Nitric oxide inhibits FTO demethylase activity to regulate N(6)-methyladenosine mRNA methylation

N(6)-methyladenosine (m(6)A) is the most abundant internal modification on eukaryotic mRNAs. Demethylation of m(6)A on mRNA is catalyzed by the enzyme fat mass and obesity-associated protein (FTO), a member of the nonheme Fe(II) and 2-oxoglutarate (2-OG)-dependent family of dioxygenases. FTO activity and m(6)A-mRNA are dysregulated in multiple diseases including cancers, yet endogenous signaling molecules that modulate FTO activity have not been identified.

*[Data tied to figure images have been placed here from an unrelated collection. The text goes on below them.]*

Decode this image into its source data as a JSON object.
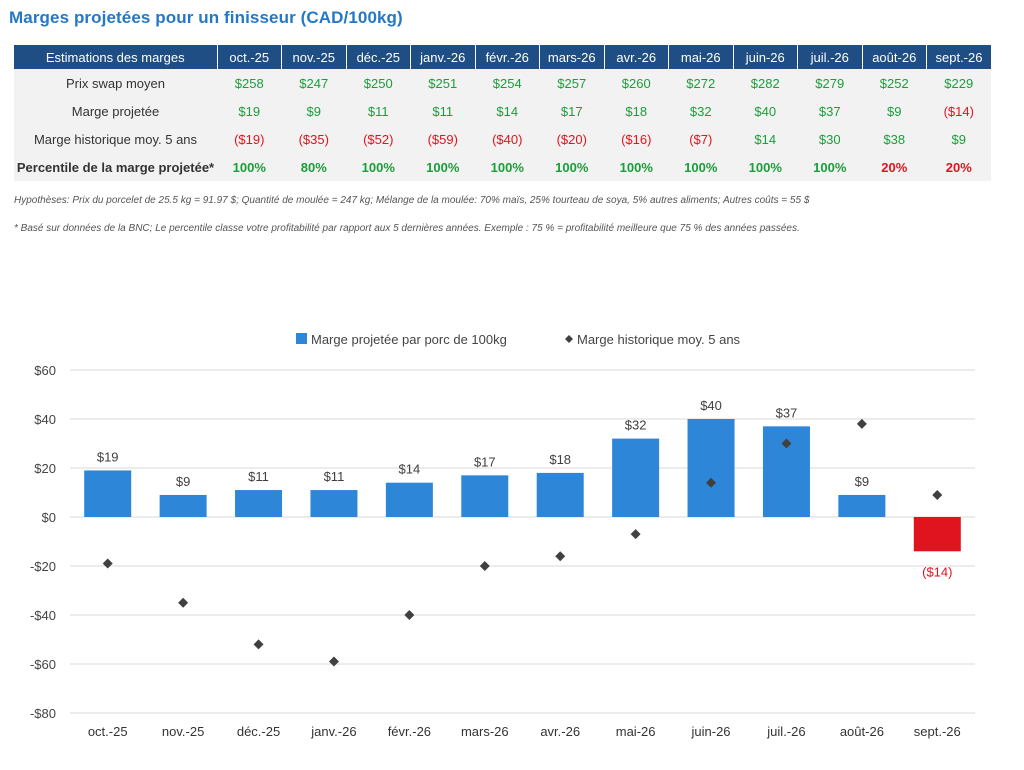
{
  "title": "Marges projetées pour un finisseur (CAD/100kg)",
  "colors": {
    "header_bg": "#1f4e85",
    "accent": "#2478c5",
    "positive": "#1a9e3a",
    "negative": "#e0141e",
    "bar": "#2e86d8",
    "bar_negative": "#e0141e",
    "marker": "#404040"
  },
  "table": {
    "corner_label": "Estimations des marges",
    "months": [
      "oct.-25",
      "nov.-25",
      "déc.-25",
      "janv.-26",
      "févr.-26",
      "mars-26",
      "avr.-26",
      "mai-26",
      "juin-26",
      "juil.-26",
      "août-26",
      "sept.-26"
    ],
    "rows": [
      {
        "label": "Prix swap moyen",
        "cells": [
          {
            "text": "$258",
            "tone": "pos"
          },
          {
            "text": "$247",
            "tone": "pos"
          },
          {
            "text": "$250",
            "tone": "pos"
          },
          {
            "text": "$251",
            "tone": "pos"
          },
          {
            "text": "$254",
            "tone": "pos"
          },
          {
            "text": "$257",
            "tone": "pos"
          },
          {
            "text": "$260",
            "tone": "pos"
          },
          {
            "text": "$272",
            "tone": "pos"
          },
          {
            "text": "$282",
            "tone": "pos"
          },
          {
            "text": "$279",
            "tone": "pos"
          },
          {
            "text": "$252",
            "tone": "pos"
          },
          {
            "text": "$229",
            "tone": "pos"
          }
        ]
      },
      {
        "label": "Marge projetée",
        "cells": [
          {
            "text": "$19",
            "tone": "pos"
          },
          {
            "text": "$9",
            "tone": "pos"
          },
          {
            "text": "$11",
            "tone": "pos"
          },
          {
            "text": "$11",
            "tone": "pos"
          },
          {
            "text": "$14",
            "tone": "pos"
          },
          {
            "text": "$17",
            "tone": "pos"
          },
          {
            "text": "$18",
            "tone": "pos"
          },
          {
            "text": "$32",
            "tone": "pos"
          },
          {
            "text": "$40",
            "tone": "pos"
          },
          {
            "text": "$37",
            "tone": "pos"
          },
          {
            "text": "$9",
            "tone": "pos"
          },
          {
            "text": "($14)",
            "tone": "neg"
          }
        ]
      },
      {
        "label": "Marge historique moy. 5 ans",
        "cells": [
          {
            "text": "($19)",
            "tone": "neg"
          },
          {
            "text": "($35)",
            "tone": "neg"
          },
          {
            "text": "($52)",
            "tone": "neg"
          },
          {
            "text": "($59)",
            "tone": "neg"
          },
          {
            "text": "($40)",
            "tone": "neg"
          },
          {
            "text": "($20)",
            "tone": "neg"
          },
          {
            "text": "($16)",
            "tone": "neg"
          },
          {
            "text": "($7)",
            "tone": "neg"
          },
          {
            "text": "$14",
            "tone": "pos"
          },
          {
            "text": "$30",
            "tone": "pos"
          },
          {
            "text": "$38",
            "tone": "pos"
          },
          {
            "text": "$9",
            "tone": "pos"
          }
        ]
      },
      {
        "label": "Percentile de la marge projetée*",
        "cells": [
          {
            "text": "100%",
            "tone": "pos"
          },
          {
            "text": "80%",
            "tone": "pos"
          },
          {
            "text": "100%",
            "tone": "pos"
          },
          {
            "text": "100%",
            "tone": "pos"
          },
          {
            "text": "100%",
            "tone": "pos"
          },
          {
            "text": "100%",
            "tone": "pos"
          },
          {
            "text": "100%",
            "tone": "pos"
          },
          {
            "text": "100%",
            "tone": "pos"
          },
          {
            "text": "100%",
            "tone": "pos"
          },
          {
            "text": "100%",
            "tone": "pos"
          },
          {
            "text": "20%",
            "tone": "neg"
          },
          {
            "text": "20%",
            "tone": "neg"
          }
        ]
      }
    ]
  },
  "notes": {
    "hypotheses": "Hypothèses: Prix du porcelet de 25.5 kg = 91.97 $; Quantité de moulée = 247 kg; Mélange de la moulée: 70% maïs, 25% tourteau de soya, 5% autres aliments; Autres coûts = 55 $",
    "footnote": "* Basé sur données de la BNC; Le percentile classe votre profitabilité par rapport aux 5 dernières années. Exemple : 75 % = profitabilité meilleure que 75 % des années passées."
  },
  "chart_data": {
    "type": "bar",
    "categories": [
      "oct.-25",
      "nov.-25",
      "déc.-25",
      "janv.-26",
      "févr.-26",
      "mars-26",
      "avr.-26",
      "mai-26",
      "juin-26",
      "juil.-26",
      "août-26",
      "sept.-26"
    ],
    "series": [
      {
        "name": "Marge projetée par porc de 100kg",
        "kind": "bar",
        "values": [
          19,
          9,
          11,
          11,
          14,
          17,
          18,
          32,
          40,
          37,
          9,
          -14
        ],
        "labels": [
          "$19",
          "$9",
          "$11",
          "$11",
          "$14",
          "$17",
          "$18",
          "$32",
          "$40",
          "$37",
          "$9",
          "($14)"
        ]
      },
      {
        "name": "Marge historique moy. 5 ans",
        "kind": "marker",
        "values": [
          -19,
          -35,
          -52,
          -59,
          -40,
          -20,
          -16,
          -7,
          14,
          30,
          38,
          9
        ]
      }
    ],
    "ylim": [
      -80,
      60
    ],
    "yticks": [
      60,
      40,
      20,
      0,
      -20,
      -40,
      -60,
      -80
    ],
    "ytick_labels": [
      "$60",
      "$40",
      "$20",
      "$0",
      "-$20",
      "-$40",
      "-$60",
      "-$80"
    ],
    "grid": true,
    "legend": "top-center"
  }
}
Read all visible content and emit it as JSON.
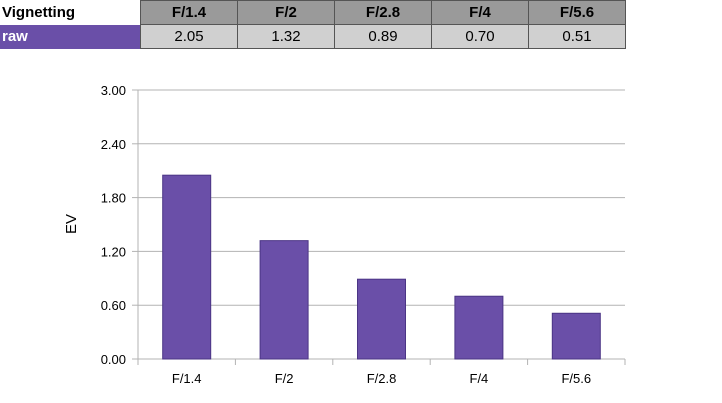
{
  "table": {
    "corner_label": "Vignetting",
    "row_label": "raw",
    "headers": [
      "F/1.4",
      "F/2",
      "F/2.8",
      "F/4",
      "F/5.6"
    ],
    "values": [
      "2.05",
      "1.32",
      "0.89",
      "0.70",
      "0.51"
    ]
  },
  "chart_data": {
    "type": "bar",
    "categories": [
      "F/1.4",
      "F/2",
      "F/2.8",
      "F/4",
      "F/5.6"
    ],
    "values": [
      2.05,
      1.32,
      0.89,
      0.7,
      0.51
    ],
    "ylabel": "EV",
    "xlabel": "",
    "ylim": [
      0,
      3
    ],
    "yticks": [
      "0.00",
      "0.60",
      "1.20",
      "1.80",
      "2.40",
      "3.00"
    ],
    "grid": true,
    "bar_color": "#6a4fa8"
  }
}
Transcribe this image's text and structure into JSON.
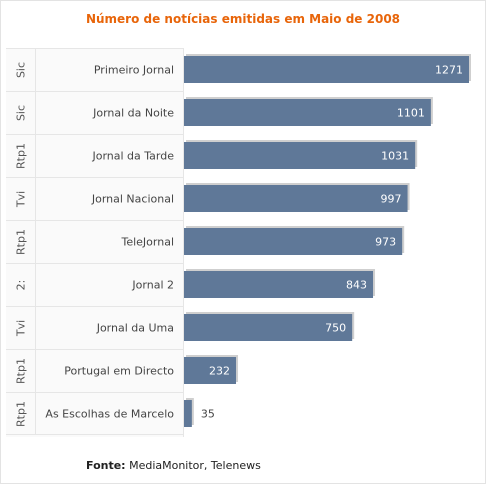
{
  "chart_data": {
    "type": "bar",
    "orientation": "horizontal",
    "title": "Número de notícias emitidas em Maio de 2008",
    "categories": [
      "Primeiro Jornal",
      "Jornal da Noite",
      "Jornal da Tarde",
      "Jornal Nacional",
      "TeleJornal",
      "Jornal 2",
      "Jornal da Uma",
      "Portugal em Directo",
      "As Escolhas de Marcelo"
    ],
    "groups": [
      "Sic",
      "Sic",
      "Rtp1",
      "Tvi",
      "Rtp1",
      "2:",
      "Tvi",
      "Rtp1",
      "Rtp1"
    ],
    "values": [
      1271,
      1101,
      1031,
      997,
      973,
      843,
      750,
      232,
      35
    ],
    "xlim": [
      0,
      1300
    ],
    "bar_color": "#5f7898",
    "label_color_inside": "#ffffff",
    "label_color_outside": "#444444",
    "legend": "none",
    "grid": false
  },
  "source": {
    "label": "Fonte:",
    "text": "MediaMonitor, Telenews"
  },
  "colors": {
    "title": "#e8650a"
  }
}
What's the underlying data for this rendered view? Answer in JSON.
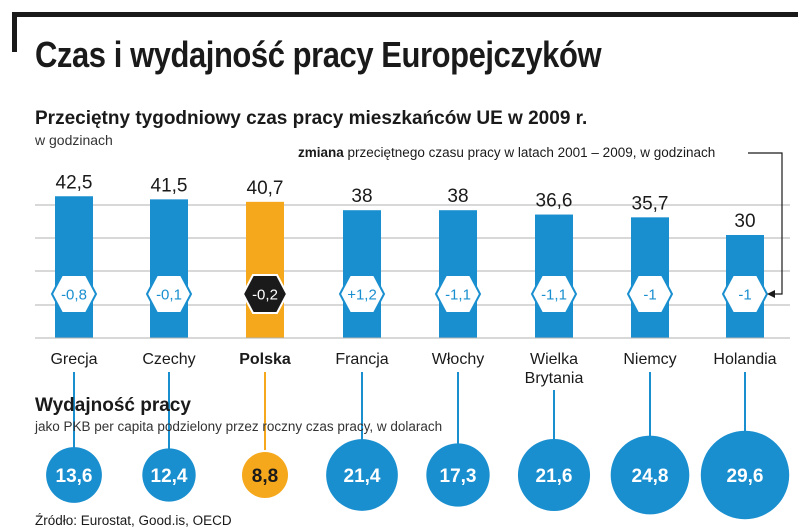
{
  "title": "Czas i wydajność pracy Europejczyków",
  "subtitle": "Przeciętny tygodniowy czas pracy mieszkańców UE w 2009 r.",
  "unit": "w godzinach",
  "change_note_bold": "zmiana",
  "change_note_rest": " przeciętnego czasu pracy w latach 2001 – 2009, w godzinach",
  "productivity_title": "Wydajność pracy",
  "productivity_sub": "jako PKB per capita podzielony przez roczny czas pracy, w dolarach",
  "source": "Źródło: Eurostat, Good.is, OECD",
  "colors": {
    "bar": "#1a8fcf",
    "highlight": "#f5a81c",
    "dark": "#1a1a1a",
    "grid": "#b0b0b0",
    "frame": "#1a1a1a"
  },
  "chart_data": {
    "type": "bar",
    "categories": [
      "Grecja",
      "Czechy",
      "Polska",
      "Francja",
      "Włochy",
      "Wielka Brytania",
      "Niemcy",
      "Holandia"
    ],
    "category_lines": [
      [
        "Grecja"
      ],
      [
        "Czechy"
      ],
      [
        "Polska"
      ],
      [
        "Francja"
      ],
      [
        "Włochy"
      ],
      [
        "Wielka",
        "Brytania"
      ],
      [
        "Niemcy"
      ],
      [
        "Holandia"
      ]
    ],
    "highlight": "Polska",
    "series": [
      {
        "values": [
          42.5,
          41.5,
          40.7,
          38,
          38,
          36.6,
          35.7,
          30
        ],
        "labels": [
          "42,5",
          "41,5",
          "40,7",
          "38",
          "38",
          "36,6",
          "35,7",
          "30"
        ]
      }
    ],
    "change": {
      "values": [
        -0.8,
        -0.1,
        -0.2,
        1.2,
        -1.1,
        -1.1,
        -1,
        -1
      ],
      "labels": [
        "-0,8",
        "-0,1",
        "-0,2",
        "+1,2",
        "-1,1",
        "-1,1",
        "-1",
        "-1"
      ]
    },
    "productivity": {
      "values": [
        13.6,
        12.4,
        8.8,
        21.4,
        17.3,
        21.6,
        24.8,
        29.6
      ],
      "labels": [
        "13,6",
        "12,4",
        "8,8",
        "21,4",
        "17,3",
        "21,6",
        "24,8",
        "29,6"
      ]
    },
    "ylim": [
      0,
      45
    ],
    "grid": true,
    "xlabel": "",
    "ylabel": "w godzinach"
  }
}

Here we show that nitric oxide (NO) is a potent inhibitor of FTO demethylase activity by directly binding to the catalytic iron center, which causes global m(6)A hypermethylation of mRNA in cells and results in gene-specific enrichment of m(6)A on mRNA of NO-regulated transcripts. Both cell culture and tumor xenograft models demonstrated that endogenous NO synthesis can regulate m(6)A-mRNA levels and transcriptional changes of m(6)A-associated genes. These results build a direct link between NO and m(6)A-mRNA regulation and reveal a novel signaling mechanism of NO as an endogenous regulator of the epitranscriptome.